Plugin SDKs in Lua, Go, JS, Python. Lua is fastest.
Strong community plugin marketplace (Plugin Hub).
Plugin chain composition is mature; ordering well-documented.
Native OPA, OIDC, AWS Lambda, Datadog plugins.
Konnect adds AI Gateway plugins (LLM routing, semantic caching).

Gravitee

~50 built-in policies covering API + event-stream cases.
Policy authoring in Groovy, Java, Spring EL.
Unique: Event-driven policies for Kafka, MQTT, AMQP, Webhooks.
Custom resource plugins (e.g., custom auth backends).
Plugin marketplace smaller than Kong's but well-curated.
Strong story for "async APIs" alongside REST/GraphQL.

IBM API Connect

Assembly editor — visual policy chain construction.
Policies written in GatewayScript (JS dialect) or XSLT.
Strong heritage in SOAP, MQ, IMS, CICS integrations.
Tight integration with IBM MQ and IBM Cloud Pak for Integration.
Smaller community; most extension is via IBM PS or partners.
DataPower XML/XSLT performance is hard to beat for SOAP-heavy workloads.

Common pitfalls

Custom plugins drift.
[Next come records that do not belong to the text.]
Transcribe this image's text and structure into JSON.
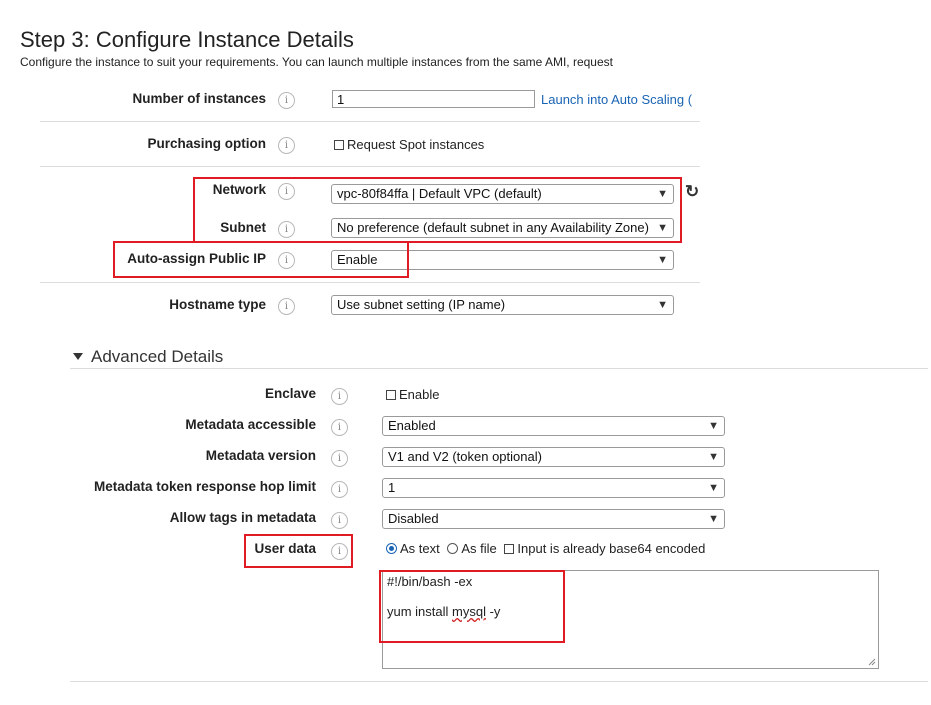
{
  "header": {
    "title": "Step 3: Configure Instance Details",
    "subtitle": "Configure the instance to suit your requirements. You can launch multiple instances from the same AMI, request"
  },
  "info_glyph": "i",
  "fields": {
    "num_instances": {
      "label": "Number of instances",
      "value": "1",
      "link": "Launch into Auto Scaling ("
    },
    "purchasing": {
      "label": "Purchasing option",
      "checkbox_label": "Request Spot instances",
      "checked": false
    },
    "network": {
      "label": "Network",
      "value": "vpc-80f84ffa | Default VPC (default)"
    },
    "subnet": {
      "label": "Subnet",
      "value": "No preference (default subnet in any Availability Zone)"
    },
    "auto_ip": {
      "label": "Auto-assign Public IP",
      "value": "Enable"
    },
    "hostname": {
      "label": "Hostname type",
      "value": "Use subnet setting (IP name)"
    }
  },
  "advanced": {
    "title": "Advanced Details",
    "enclave": {
      "label": "Enclave",
      "checkbox_label": "Enable",
      "checked": false
    },
    "metadata_accessible": {
      "label": "Metadata accessible",
      "value": "Enabled"
    },
    "metadata_version": {
      "label": "Metadata version",
      "value": "V1 and V2 (token optional)"
    },
    "hop_limit": {
      "label": "Metadata token response hop limit",
      "value": "1"
    },
    "allow_tags": {
      "label": "Allow tags in metadata",
      "value": "Disabled"
    },
    "user_data": {
      "label": "User data",
      "options": [
        "As text",
        "As file",
        "Input is already base64 encoded"
      ],
      "selected": "As text",
      "line1": "#!/bin/bash -ex",
      "line2_prefix": "yum install ",
      "line2_word": "mysql",
      "line2_suffix": " -y"
    }
  },
  "icons": {
    "info": "info-icon",
    "dropdown": "dropdown-arrow-icon",
    "refresh": "refresh-icon",
    "collapse": "triangle-down-icon"
  },
  "colors": {
    "annotation": "#e01b24",
    "link": "#1a64b4"
  }
}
Test against runtime upgrades — Kong/Gravitee bump majors regularly.
Ordering of plugins matters — auth before rate limit, not after.
Custom plugins lock you in just like vendor lock-in does.
Performance benchmarking each plugin is non-negotiable at scale.
OSS plugin maintenance often falls on the team that adopted it.

06

A decision tree

When to pick which

A simple decision tree from most common patterns observed in 2026 procurement cycles.
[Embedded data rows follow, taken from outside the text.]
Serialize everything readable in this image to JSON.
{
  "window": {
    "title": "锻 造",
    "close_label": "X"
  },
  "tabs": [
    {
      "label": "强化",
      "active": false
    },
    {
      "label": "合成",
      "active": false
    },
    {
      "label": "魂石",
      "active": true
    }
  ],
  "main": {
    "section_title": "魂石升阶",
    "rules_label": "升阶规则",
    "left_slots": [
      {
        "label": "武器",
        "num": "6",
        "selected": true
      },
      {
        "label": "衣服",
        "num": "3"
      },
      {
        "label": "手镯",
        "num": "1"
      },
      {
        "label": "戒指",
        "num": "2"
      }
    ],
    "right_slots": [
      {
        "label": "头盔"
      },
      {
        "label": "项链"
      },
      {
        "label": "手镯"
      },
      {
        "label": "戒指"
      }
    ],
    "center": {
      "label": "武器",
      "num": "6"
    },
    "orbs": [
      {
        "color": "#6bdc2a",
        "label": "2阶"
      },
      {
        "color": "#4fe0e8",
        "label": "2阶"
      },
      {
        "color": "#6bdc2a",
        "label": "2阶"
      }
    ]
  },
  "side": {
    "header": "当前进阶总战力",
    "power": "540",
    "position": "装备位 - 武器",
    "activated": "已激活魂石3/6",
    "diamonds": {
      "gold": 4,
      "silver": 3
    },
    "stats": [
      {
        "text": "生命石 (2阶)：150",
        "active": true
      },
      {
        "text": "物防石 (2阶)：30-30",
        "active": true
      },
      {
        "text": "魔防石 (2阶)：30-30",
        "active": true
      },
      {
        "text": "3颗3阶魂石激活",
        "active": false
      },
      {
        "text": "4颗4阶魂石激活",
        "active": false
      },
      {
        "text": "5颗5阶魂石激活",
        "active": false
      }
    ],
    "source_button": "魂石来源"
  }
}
If your situation is…	Pick	Why
Cloud-native shop, K8s + GitOps, lean ops team	Kong	Best CRD/Operator story; largest talent pool; plugin SDK is a competitive moat.
Mixed REST + event-streams (Kafka, MQTT)	Gravitee	Only vendor with first-class async / event-driven APIs in the same gateway.
Need full APIM (gateway + portal + AM) on OSS budget	Gravitee	OSS edition includes more out of the box than Kong's.
Existing IBM customer with OpenShift + MQ + DataPower	IBM API Connect	Procurement path of least resistance; existing skills transfer.
SOAP-heavy legacy modernization	IBM API Connect	DataPower XML/XSLT performance is unmatched; SOAP→REST tooling mature.
Want to start free, upgrade later	Kong OSS or Gravitee OSS	Either path; Gravitee gives more for free but Kong has more eyes.
Don't want to operate it at all	None — go SaaS	Apigee X, AWS API GW, Azure APIM, Konnect, Gravitee Cloud.

▸ Final honest take

If you're not certain you need self-hosted — don't. The ops cost surprises everyone.

Self-hosted makes sense when (a) data residency mandates require it, (b) per-call SaaS pricing dominates at your scale, or (c) you need extension capabilities only OSS provides. Otherwise SaaS APIM is genuinely easier and cheaper. Be honest about your team's K8s operational capacity.